This collection is no longer available, but is part of the updated TDOT collection: Theological Dictionary of the Old Testament (TDOT), Volumes I–XVI (16 vols.).
The Theological Dictionary of the Old Testament (TDOT) is one of the most extensive and important works on the Old Testament ever produced. A requirement for sound scholarship on the Hebrew Bible, it remains as fundamental to Old Testament studies as its New Testament counterpart Theological Dictionary of the New Testament (TDNT) (10 vols.) (TDNT) does to New Testament studies.
Beginning with 'ābh ('āb), “father,” and continuing all the way through the Hebrew alphabet, TDOT provides extensive research and analysis of every Hebrew and Aramaic word group in the Old Testament. Leading scholars from a variety of Christian traditions and all across the globe contributed articles on individual words that explain the word’s semantic range, present its morphology, and identify its meaning in the Old Testament. Contributors employ philology as well as form-critical and traditio-historical methods to provide explanation for religious statements found in the original Hebrew.
To avoid artificially restricting the focus of the articles, TDOT considers larger groups of words that are related linguistically or semantically. Lexical work includes detailed surveys of a word’s occurrences, not only in biblical material but also in other ancient Near Eastern writings. Sumerian, Akkadian, Egyptian, Ethiopic, Ugaritic, and Northwest Semitic sources receive detailed attention, as do Qumran’s texts and the Septuagint.
The New Testament counterpart, Theological Dictionary of the New Testament (TDNT) (10 vols.) is also available.
“Thus rēʾšîṯ refers to the beginning of a process with a definite end or goal, or to a specific limited period of time, whereas teḥillâ means simply the first in a series of events without a definite end.” (Volume 13, Page 269)
“The original meaning of the Heb. berith (as well as of Akk. riksu and Hitt. išḫiul) is not ‘agreement or settlement between two parties,’ as is commonly argued. berith implies first and foremost the notion of ‘imposition,’ ‘liability,’ or ‘obligation,’ as might be learned from the ‘bond’ etymology discussed above. Thus we find that the berith is commanded (tsivvah beritho, ‘he has commanded his covenant,’ Ps. 111:9; Jgs. 2:20), which certainly cannot be said about a mutual agreement. As will be shown below, berith is synonymous with law and commandment (cf., e.g., Dt. 4:13; 33:9; Isa. 24:5; Ps. 50:16; 103:18), and the covenant at Sinai in Ex. 24 is in its essence an imposition of laws and obligations upon the people (vv. 3–8).” (Volume 2, Page 255)

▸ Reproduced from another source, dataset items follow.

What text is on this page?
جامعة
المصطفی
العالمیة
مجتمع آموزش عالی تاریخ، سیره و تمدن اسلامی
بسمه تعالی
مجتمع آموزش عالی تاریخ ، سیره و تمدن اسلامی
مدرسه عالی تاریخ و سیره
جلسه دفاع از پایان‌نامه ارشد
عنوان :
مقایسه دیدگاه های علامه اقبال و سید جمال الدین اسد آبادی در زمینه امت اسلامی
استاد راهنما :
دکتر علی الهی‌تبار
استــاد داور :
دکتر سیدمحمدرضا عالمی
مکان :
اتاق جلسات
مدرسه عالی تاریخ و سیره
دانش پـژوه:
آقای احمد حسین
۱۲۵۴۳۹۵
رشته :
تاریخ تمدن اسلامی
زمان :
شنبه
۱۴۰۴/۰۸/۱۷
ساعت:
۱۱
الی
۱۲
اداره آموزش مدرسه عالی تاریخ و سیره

“For mišpāṭ the focal point clearly lies in the realm of justice, judgment, and law. But in several texts the meaning ‘decision’ is sufficient, without its being understood as correct and positive. Other passages tend in the direction of ‘claim, demand,’ emphasizing positive engagement on behalf of a particular position.” (Volume 9, Page 87)

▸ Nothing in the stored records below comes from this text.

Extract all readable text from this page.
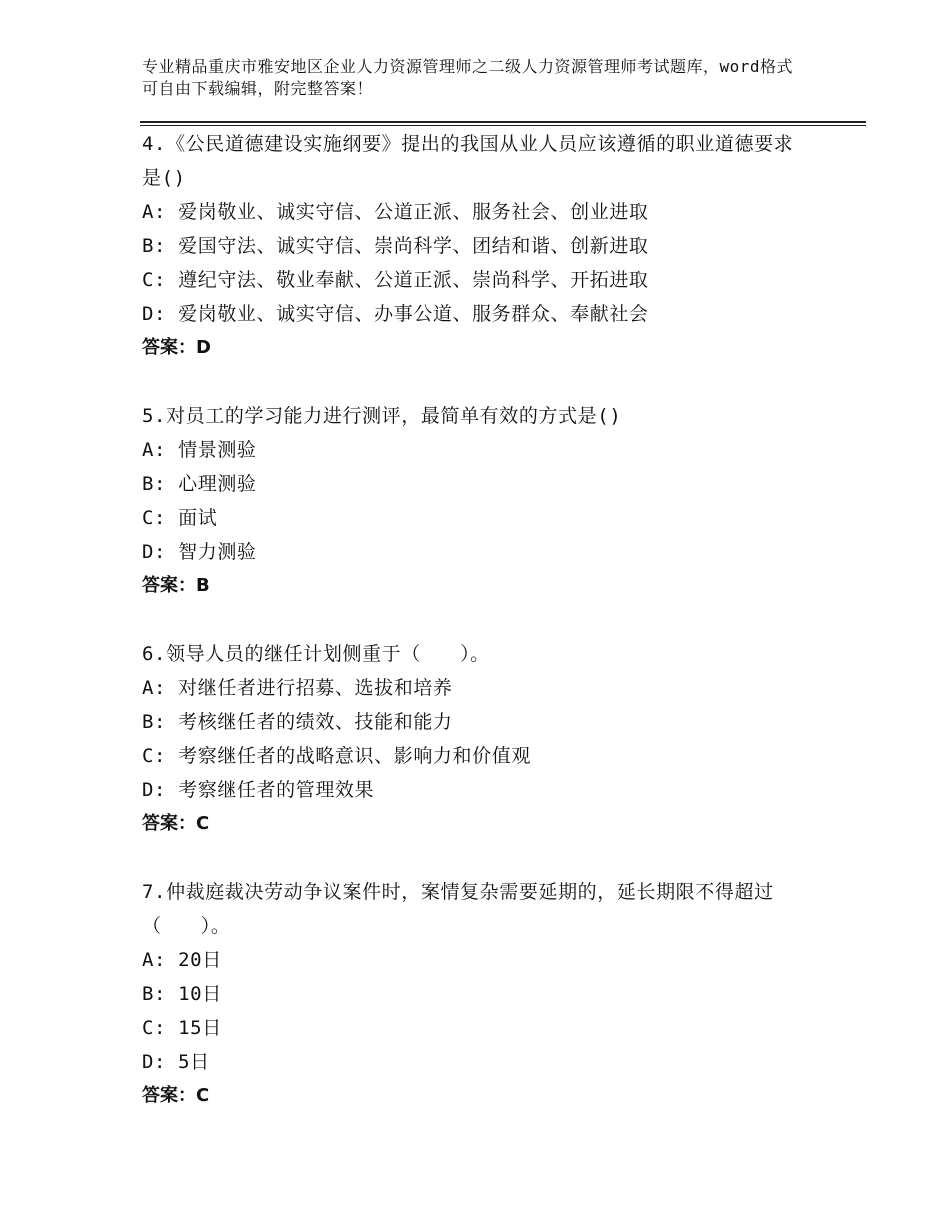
专业精品重庆市雅安地区企业人力资源管理师之二级人力资源管理师考试题库，word格式可自由下载编辑，附完整答案！
4.《公民道德建设实施纲要》提出的我国从业人员应该遵循的职业道德要求是()
A: 爱岗敬业、诚实守信、公道正派、服务社会、创业进取
B: 爱国守法、诚实守信、崇尚科学、团结和谐、创新进取
C: 遵纪守法、敬业奉献、公道正派、崇尚科学、开拓进取
D: 爱岗敬业、诚实守信、办事公道、服务群众、奉献社会
答案：D
5.对员工的学习能力进行测评，最简单有效的方式是()
A: 情景测验
B: 心理测验
C: 面试
D: 智力测验
答案：B
6.领导人员的继任计划侧重于（　　）。
A: 对继任者进行招募、选拔和培养
B: 考核继任者的绩效、技能和能力
C: 考察继任者的战略意识、影响力和价值观
D: 考察继任者的管理效果
答案：C
7.仲裁庭裁决劳动争议案件时，案情复杂需要延期的，延长期限不得超过（　　）。
A: 20日
B: 10日
C: 15日
D: 5日
答案：C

“Such parallelism shows that zākhar denotes the presence and acceptance of something in the mind.” (Volume 4, Page 65)
“We may therefore conclude quite generally that ḥeseḏ is a relational concept.” (Volume 5, Page 49)
Provides a much-needed resource into the language of the Old Testament, particularly as it relates to the ancient Near East . . . A must for any serious student of the Old Testament.
—Southwestern Journal of Theology
In the Logos edition, Logos Bible Software gives you the tools you need to use these digital volumes effectively and efficiently. With your digital library, you can search for verses, find Scripture references and citations instantly, and perform word studies. Additionally, important terms link to dictionaries, encyclopedias, commentaries, theology texts, and other resources in your library. Perform powerful searches to find exactly what you’re looking for. Take the discussion with you using tablet and mobile apps. With Logos Bible Software, the most efficient and comprehensive research tools are in one place, so you get the most out of your study.
G. Johannes Botterweck (1917–1981) was a twentieth-century German theologian who focused on Old Testament theology and language studies while teaching at Tübingen and the University of Bonn.
Heinz–Josef Fabry (b. 1944) completed and coedited TDOT, taking over after Botterweck’s death in 1981. Fabry also serves as a Hebraist faculty member at Bonn University.
Helmer Ringgren (1917–2012) was a Swedish theologian who taught comparative religion at Abo Akademi University and Old Testament exegesis at Uppsala Univeristy and also coedited the TDOT.